Brothers at Cremation Site (Joe O'Donnel, 1945)

Brothers at Cremation Site (Joe O’Donnell, 1945)

La historia que transmitió Joe O’Donnell sostiene que fue él quien hizo la foto. Tenía 23 años, era marine del Ejército de los EE UU y estaba en Nagaski, la ciudad japonesa contra la cual un objeto llamado Fat Man —3,3 metros de largo; 1,5 de diámetro y un peso de 4.600 kilos— había sido lanzado desde un avión militar a las 11 de la mañana del 9 de agosto de 1945.

La explosión del artefacto atómico, de una potencia —equivalente a la detonación de 22.000 toneladas de dinamita— que la mente humana sólo puede imaginar como una ecuación, causó la muerte inmediata de 150.000 personas.

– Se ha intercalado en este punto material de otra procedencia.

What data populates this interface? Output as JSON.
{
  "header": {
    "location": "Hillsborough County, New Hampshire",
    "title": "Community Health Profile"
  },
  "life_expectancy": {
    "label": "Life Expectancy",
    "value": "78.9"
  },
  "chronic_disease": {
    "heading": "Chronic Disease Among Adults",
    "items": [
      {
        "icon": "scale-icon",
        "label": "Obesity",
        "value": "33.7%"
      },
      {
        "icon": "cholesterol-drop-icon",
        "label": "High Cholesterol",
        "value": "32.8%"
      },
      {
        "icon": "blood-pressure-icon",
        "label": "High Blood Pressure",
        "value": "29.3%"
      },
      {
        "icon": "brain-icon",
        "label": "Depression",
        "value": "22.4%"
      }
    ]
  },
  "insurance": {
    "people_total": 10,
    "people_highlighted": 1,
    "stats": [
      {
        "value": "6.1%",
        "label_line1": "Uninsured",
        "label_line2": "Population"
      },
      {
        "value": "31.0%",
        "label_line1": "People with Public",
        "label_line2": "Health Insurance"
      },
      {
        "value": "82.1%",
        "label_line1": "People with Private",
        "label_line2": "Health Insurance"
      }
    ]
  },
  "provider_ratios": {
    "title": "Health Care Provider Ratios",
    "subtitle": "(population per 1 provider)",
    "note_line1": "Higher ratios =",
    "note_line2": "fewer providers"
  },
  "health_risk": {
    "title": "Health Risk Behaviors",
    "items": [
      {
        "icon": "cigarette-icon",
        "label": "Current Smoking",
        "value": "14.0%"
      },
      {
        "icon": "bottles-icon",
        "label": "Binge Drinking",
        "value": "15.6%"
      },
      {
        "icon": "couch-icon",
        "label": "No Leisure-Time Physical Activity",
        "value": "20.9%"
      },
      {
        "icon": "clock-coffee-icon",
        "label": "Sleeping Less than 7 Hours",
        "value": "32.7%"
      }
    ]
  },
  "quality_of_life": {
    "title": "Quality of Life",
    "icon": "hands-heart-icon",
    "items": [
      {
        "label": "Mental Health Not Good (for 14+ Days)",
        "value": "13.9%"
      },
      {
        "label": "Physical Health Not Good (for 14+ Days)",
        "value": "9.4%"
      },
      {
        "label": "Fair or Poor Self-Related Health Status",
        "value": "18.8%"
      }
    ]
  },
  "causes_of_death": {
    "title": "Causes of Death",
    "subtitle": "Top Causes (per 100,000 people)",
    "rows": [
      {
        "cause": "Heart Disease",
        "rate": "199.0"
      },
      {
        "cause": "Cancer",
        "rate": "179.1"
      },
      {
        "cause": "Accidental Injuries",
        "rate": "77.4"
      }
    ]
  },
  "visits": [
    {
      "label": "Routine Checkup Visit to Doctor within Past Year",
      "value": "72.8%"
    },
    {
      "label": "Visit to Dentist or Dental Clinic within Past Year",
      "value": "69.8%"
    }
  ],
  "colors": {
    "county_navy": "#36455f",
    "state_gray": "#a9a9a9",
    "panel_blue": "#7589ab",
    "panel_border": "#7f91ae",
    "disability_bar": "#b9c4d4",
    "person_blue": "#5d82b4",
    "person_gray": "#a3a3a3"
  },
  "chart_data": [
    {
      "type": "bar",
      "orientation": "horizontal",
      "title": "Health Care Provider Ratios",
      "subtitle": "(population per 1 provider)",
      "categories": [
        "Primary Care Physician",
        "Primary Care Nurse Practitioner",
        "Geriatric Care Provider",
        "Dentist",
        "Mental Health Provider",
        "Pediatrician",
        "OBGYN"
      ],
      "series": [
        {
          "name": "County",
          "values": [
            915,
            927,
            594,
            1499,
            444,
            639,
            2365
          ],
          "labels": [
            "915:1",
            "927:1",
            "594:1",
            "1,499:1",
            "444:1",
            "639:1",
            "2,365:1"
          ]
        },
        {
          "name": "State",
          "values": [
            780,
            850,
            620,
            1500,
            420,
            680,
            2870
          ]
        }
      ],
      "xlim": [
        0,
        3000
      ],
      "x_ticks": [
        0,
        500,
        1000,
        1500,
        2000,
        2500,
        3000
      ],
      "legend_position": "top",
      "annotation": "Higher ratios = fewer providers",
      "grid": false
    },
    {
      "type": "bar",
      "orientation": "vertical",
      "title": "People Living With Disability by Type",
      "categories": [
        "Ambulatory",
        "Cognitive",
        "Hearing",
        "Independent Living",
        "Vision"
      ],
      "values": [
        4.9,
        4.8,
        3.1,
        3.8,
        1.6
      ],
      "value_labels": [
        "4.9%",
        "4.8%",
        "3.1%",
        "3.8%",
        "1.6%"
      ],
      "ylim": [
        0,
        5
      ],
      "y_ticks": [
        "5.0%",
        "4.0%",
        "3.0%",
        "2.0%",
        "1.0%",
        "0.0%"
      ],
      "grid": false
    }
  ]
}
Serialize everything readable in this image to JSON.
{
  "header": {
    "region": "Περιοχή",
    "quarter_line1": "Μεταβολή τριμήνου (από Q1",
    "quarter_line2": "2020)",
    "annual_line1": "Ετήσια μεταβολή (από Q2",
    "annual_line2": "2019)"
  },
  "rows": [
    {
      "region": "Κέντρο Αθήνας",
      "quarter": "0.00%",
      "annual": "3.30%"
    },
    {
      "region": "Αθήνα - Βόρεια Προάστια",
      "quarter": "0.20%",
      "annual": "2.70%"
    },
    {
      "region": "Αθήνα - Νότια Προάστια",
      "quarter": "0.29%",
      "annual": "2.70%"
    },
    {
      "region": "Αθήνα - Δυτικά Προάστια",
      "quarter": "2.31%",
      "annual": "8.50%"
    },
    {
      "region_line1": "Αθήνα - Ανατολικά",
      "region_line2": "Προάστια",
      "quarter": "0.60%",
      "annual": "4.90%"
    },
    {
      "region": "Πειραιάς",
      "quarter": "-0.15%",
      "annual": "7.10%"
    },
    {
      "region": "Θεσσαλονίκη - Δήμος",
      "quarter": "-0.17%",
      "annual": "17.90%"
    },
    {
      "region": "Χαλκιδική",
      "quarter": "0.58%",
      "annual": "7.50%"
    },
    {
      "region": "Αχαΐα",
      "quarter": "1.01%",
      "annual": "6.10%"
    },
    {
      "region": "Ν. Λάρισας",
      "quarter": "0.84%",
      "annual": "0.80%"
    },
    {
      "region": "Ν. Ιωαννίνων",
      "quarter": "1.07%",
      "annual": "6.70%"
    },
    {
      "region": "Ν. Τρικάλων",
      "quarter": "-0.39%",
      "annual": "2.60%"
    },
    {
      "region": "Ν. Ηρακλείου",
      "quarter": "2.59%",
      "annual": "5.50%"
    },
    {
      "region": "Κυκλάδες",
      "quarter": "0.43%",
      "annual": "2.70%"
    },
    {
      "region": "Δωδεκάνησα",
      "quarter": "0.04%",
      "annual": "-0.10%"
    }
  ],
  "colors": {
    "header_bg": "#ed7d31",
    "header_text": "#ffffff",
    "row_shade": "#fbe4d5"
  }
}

Fue la segunda bomba atómica en tres días que los EE UU lanzaron sobre población civil de Japón.

Muchos años después, en 1989, O’Donnell contó la historia de la foto por primera vez. La conocemos por una tercera persona, su hijo Tyge, entonces un adolescente.

Una copia de la imagen estaba sobre la mesa de la cocina del hogar familiar de Nashville.

— El pequeño está muy dormido, comentó Tyge, que nunca antes había visto la foto en casa.

— No, hijo, no está dormido. Está muerto y su hermano espera para incinerarlo. Cuando quemaron el cadáver el chico mayor se hizo sangre en los labios de lo fuerte que se mordía para no llorar .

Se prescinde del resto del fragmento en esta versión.